What are your go-to sources for transportation research?

Since rural transit is a specialized field, I always tap my own library database first.  Then onto NTL Rosa-P, and the TRB TRID Library, the Rural Road Safety LibraryU.S. Dot’s ITS DataHub, BTS Research Hub, and the databases available through the Massachusetts Library System to member libraries.  I also maintain a Find Anything Toolkit, which has a list of alternative search engines for when you need to search the web.

 

How do you create magnificent literature searches?

I’ve developed a Customer Relationship Management (CRM) portal with our IS department, which lets me quickly find previous searches I’ve completed on the same or similar topics so I don’t have to “reinvent the wheel.”  While the library intakes reference questions through chat, email, web-form, and phone calls, I always feel an old-fashioned reference interview is the best way to find out what the patron needs.  I like to include brief abstracts or excerpts from sources that pinpoint the topic – for example, if someone is looking for approaches to fund specialized transportation, I would send them a list of state management plans, research synopses, etc., with synthesized abstracts about the best practices from each resource.  I also include a link to a customer satisfaction survey when I complete a literature search.  There are questions about which resource was the most helpful and least helpful, which helps me plan for future literature searches with the most relevant results to my user groups. 

 

Do you belong to any professional organizations?

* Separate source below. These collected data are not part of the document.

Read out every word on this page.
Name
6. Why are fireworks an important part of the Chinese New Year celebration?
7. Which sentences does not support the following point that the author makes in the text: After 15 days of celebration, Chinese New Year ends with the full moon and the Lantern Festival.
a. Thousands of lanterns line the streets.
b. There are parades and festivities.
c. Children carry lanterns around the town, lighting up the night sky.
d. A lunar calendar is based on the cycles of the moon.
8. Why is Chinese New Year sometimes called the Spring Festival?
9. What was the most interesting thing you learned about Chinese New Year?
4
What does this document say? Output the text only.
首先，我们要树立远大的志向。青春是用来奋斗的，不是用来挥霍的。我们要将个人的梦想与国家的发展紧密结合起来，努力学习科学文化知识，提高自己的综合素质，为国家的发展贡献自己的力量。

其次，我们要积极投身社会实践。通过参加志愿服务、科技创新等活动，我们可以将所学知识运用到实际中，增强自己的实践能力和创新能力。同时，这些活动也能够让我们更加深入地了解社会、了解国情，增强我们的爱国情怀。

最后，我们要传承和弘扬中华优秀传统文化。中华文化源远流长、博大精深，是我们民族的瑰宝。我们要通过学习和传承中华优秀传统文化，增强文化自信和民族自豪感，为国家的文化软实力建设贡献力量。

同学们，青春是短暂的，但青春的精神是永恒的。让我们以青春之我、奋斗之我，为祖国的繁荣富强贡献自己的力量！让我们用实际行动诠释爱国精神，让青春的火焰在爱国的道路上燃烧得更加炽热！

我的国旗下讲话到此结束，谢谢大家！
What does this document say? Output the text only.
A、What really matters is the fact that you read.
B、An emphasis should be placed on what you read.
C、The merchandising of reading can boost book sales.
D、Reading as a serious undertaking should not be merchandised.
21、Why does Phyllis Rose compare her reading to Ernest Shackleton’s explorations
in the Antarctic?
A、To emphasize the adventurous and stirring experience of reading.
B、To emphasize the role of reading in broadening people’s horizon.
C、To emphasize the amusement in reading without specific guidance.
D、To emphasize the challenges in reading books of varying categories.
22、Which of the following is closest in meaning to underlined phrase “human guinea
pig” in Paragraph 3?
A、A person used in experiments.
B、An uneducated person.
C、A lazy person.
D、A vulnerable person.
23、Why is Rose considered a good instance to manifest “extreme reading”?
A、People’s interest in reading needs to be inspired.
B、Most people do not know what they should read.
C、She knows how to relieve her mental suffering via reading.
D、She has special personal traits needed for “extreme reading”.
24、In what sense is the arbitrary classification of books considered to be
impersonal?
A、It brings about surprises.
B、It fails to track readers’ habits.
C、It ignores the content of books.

In addition to NTKN, I am a member of Special Libraries Association (SLA), TRB Committee on Information and Knowledge Management, Massachusetts Library System, and Massachusetts Health Information Library Network.  While National RTAP is not a professional organization per se, we provide training and technical assistance to rural and tribal transit agencies and State RTAP programs throughout the U.S. and its territories, are governed by an expert review board of State DOT and transit agency leaders, and are one of five of Federal Transit Administration’s (FTA) Technical Assistance Centers, so I am regularly interfacing with transit thought-leaders and disseminating their recommendations.

 

What is your secret weapon?

Time management (I recently gave a webinar on the topic) in conjunction with the ability to take large amounts of information and synthesize it into easy-to-understand summaries (even for topics I have never heard of before).  Give me a 200 page document and I’ll hand back a 1-5 page summary in plain-language within a few days.